Thursday, April 06, 2006

The 640 billion dollar question

640 billion - that is the latest estimate of cash piled up among non-financial S&P 500 companies, and it is growing everyday. If you include financial companies, and expand to companies outside the 500, the amount is ofcourse much larger.

Add to this the amount with private equity investors - estimates range from 500 to 800 billion. Note that private equity groups have a much larger amount to put to work in deals with leverage. All in all, the most conservative estimates of such investable cash show a figure around 3 trillion!

So, while consumers are going further down the debt hole, corporate entities are sitting on the largest cash pile ever. This holds true for companies in Europe and Japan as well.

What has been the effect of this mountain of cash so far ? One clue - I read recently that last year more money was put to work by companies buying back their own shares than all of the money invested via mutual funds (I do not remember the comparison exactly - so please correct me if I got this wrong).

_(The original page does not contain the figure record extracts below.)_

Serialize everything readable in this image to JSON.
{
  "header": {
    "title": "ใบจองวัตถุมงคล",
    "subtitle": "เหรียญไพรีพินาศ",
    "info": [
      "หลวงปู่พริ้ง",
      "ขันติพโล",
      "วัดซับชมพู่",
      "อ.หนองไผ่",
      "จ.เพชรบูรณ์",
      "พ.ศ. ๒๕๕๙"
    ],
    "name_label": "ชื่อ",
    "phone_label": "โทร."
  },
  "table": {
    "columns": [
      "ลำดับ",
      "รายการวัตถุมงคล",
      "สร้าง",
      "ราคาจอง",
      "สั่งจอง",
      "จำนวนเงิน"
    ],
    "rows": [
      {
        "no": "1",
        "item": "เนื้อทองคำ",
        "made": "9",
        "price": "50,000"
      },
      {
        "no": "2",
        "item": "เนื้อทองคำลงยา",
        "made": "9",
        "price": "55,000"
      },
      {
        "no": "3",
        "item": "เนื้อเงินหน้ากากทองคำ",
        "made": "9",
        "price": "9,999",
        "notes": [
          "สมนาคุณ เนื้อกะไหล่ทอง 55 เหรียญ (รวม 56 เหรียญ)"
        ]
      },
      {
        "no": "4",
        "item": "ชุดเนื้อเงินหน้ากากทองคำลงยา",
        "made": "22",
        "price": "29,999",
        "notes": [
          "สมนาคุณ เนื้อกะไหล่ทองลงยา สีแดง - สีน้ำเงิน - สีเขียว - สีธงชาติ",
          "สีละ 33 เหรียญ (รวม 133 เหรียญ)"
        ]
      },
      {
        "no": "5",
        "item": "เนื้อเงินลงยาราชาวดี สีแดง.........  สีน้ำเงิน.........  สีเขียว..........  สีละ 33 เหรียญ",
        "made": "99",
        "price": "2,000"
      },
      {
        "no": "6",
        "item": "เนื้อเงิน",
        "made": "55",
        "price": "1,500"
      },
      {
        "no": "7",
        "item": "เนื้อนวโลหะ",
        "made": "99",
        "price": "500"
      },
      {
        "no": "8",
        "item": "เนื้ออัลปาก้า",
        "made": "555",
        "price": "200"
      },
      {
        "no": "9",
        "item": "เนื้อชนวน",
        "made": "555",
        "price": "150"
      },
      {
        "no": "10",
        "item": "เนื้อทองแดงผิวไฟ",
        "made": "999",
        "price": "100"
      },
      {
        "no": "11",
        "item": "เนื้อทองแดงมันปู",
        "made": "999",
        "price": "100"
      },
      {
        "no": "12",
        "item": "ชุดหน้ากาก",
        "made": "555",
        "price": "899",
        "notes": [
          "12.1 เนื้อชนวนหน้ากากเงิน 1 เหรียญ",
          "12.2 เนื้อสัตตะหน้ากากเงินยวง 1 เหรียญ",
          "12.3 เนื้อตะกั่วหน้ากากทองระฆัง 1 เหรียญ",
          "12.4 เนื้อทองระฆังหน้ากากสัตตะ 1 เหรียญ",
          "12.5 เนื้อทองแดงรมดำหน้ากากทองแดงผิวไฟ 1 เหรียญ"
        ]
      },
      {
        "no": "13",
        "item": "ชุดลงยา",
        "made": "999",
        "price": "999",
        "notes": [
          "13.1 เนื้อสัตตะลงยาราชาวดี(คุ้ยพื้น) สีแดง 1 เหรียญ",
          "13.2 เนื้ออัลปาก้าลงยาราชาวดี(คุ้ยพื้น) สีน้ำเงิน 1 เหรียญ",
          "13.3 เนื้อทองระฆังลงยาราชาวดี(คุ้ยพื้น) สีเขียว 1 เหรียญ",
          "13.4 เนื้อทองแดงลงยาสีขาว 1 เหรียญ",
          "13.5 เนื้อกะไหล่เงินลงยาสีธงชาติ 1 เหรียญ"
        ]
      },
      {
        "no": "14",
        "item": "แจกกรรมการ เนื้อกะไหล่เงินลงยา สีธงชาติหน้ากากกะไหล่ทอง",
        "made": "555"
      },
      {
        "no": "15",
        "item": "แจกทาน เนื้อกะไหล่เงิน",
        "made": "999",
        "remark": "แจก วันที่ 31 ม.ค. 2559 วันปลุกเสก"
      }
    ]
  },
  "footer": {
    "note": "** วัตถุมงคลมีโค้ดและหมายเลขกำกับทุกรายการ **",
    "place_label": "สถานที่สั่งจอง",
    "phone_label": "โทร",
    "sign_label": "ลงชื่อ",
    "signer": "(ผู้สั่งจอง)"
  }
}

In addition, even companies that have cash can easily raise cash in the corporate bond market. This is exactly what Oracle and Cisco did recently, to fund their acquisitions of Siebel and Scientific Atlanta. In both cases, the buyers had enough cash to fund the purchases. Oracle has around 8 bilion in cash, and Cisco has around 14 billion! In fact, some observers see the Fed rate hikes as being aimed at breaking the corporate bond bubble and not the real-estate bubble.

What will happen to all this cash ? Buybacks will continue, but that is an ineffective use of cash, especially when the buybacks seem to just offset executives' gigantic stock grants and the eventual dumping. I am hoping to see more generous dividend hikes, and one time payouts. And ofcourse, when companies finally come out of their shells, we will see an all-out takeover bubble - I can't wait for it!